Evolution of microstructure, texture, and mechanical properties in a multi-directionally forged ZK60 Mg alloy

Abstract

An extruded ZK60 magnesium alloy with the nominal composition of Mg–6Zn–0.5Zr was processed by multi directional forging (MDF) for 2, 4, 6 and 8 passes at 473 K. Microstructural studies showed that the uniform microstructure of the as-extruded material transforms to a duplex structure consisting of fine recrystallized grains surrounding some patches of unrecrystallized grains after 2 and 4 passes of MDF. Further MDF passes, however, resulted in a homogeneous equiaxed structure in such a way that the as-extruded grain size of 12.7 μm was refined to 1.9 μm after 8 passes.
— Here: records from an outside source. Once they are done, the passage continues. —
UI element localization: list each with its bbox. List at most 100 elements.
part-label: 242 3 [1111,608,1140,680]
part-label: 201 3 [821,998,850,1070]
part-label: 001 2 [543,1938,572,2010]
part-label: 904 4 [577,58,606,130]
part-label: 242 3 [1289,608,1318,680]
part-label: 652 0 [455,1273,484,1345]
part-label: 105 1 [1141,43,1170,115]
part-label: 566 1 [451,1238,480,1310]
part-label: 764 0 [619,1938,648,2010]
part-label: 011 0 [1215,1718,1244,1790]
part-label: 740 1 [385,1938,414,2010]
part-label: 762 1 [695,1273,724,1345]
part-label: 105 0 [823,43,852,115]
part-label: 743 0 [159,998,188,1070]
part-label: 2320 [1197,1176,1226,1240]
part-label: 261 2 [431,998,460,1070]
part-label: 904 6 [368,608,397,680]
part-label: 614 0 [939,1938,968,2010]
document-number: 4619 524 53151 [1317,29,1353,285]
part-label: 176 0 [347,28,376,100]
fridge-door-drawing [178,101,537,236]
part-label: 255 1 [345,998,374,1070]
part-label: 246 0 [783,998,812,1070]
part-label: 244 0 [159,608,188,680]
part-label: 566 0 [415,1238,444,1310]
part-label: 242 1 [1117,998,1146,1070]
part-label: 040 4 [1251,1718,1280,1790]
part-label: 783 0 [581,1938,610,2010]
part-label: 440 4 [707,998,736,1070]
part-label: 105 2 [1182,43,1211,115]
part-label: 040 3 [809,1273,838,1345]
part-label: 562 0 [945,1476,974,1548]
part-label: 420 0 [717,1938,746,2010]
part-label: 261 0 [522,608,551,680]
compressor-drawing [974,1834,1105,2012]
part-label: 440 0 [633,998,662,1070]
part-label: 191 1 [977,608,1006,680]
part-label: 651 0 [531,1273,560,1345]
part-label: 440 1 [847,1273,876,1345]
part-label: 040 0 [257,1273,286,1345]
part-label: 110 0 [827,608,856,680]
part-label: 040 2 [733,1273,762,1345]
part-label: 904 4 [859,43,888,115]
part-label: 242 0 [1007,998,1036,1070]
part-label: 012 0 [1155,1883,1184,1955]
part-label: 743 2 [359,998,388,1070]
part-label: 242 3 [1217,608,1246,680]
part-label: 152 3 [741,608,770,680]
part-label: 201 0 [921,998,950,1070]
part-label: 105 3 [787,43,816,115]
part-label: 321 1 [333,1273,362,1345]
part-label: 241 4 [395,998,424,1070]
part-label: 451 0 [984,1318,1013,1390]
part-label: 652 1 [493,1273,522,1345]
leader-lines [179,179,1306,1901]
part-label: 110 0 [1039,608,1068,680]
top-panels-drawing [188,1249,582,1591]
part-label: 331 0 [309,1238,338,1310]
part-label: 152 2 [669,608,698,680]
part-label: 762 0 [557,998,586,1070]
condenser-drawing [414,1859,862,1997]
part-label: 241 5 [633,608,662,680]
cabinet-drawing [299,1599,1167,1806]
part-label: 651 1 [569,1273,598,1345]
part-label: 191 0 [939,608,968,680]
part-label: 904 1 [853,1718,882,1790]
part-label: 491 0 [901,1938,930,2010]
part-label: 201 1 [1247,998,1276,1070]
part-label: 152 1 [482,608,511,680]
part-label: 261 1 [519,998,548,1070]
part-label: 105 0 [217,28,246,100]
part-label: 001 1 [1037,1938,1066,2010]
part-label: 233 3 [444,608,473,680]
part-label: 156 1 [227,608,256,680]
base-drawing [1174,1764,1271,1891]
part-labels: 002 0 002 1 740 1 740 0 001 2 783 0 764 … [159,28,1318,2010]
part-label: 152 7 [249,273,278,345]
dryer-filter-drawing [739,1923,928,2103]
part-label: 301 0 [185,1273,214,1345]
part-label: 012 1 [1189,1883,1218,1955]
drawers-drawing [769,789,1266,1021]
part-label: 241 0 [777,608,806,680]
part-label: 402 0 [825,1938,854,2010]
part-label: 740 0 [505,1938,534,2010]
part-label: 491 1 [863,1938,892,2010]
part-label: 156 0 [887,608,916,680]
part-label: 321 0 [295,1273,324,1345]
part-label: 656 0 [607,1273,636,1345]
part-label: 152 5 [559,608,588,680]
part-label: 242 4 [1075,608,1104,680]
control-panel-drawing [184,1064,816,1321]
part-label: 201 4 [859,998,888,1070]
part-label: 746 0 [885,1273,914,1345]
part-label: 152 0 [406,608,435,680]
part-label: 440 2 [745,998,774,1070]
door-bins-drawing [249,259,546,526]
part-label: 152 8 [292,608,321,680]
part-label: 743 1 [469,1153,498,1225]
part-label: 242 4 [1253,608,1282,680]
Evaluation of crystallographic texture revealed that deformation by MDF changed the conventional fiber texture of the extruded condition to a new texture, in which the basal planes tend to align almost 45° to the transverse direction. Mechanical properties of the extruded and MDFed samples were studied by shear punch testing (SPT) at room temperature. The results indicated that the 182.6 MPa shear yield stress (SYS) and 184.9 MPa ultimate shear strength (USS) of the extruded condition were, respectively, reduced to 170.0 and 172.3 MPa after 2 passes of MDF. This drop in strength is attributed to the presence of coarse patches of unrecrystallized grains. Further pressing of the alloy was accompanied by a decrease in the volume fraction of coarse grains and an increase in the number density of fine grains. Textural softening that occurred at higher strain levels of the final MDF passes, however, offset the strengthening effect of these fine grains.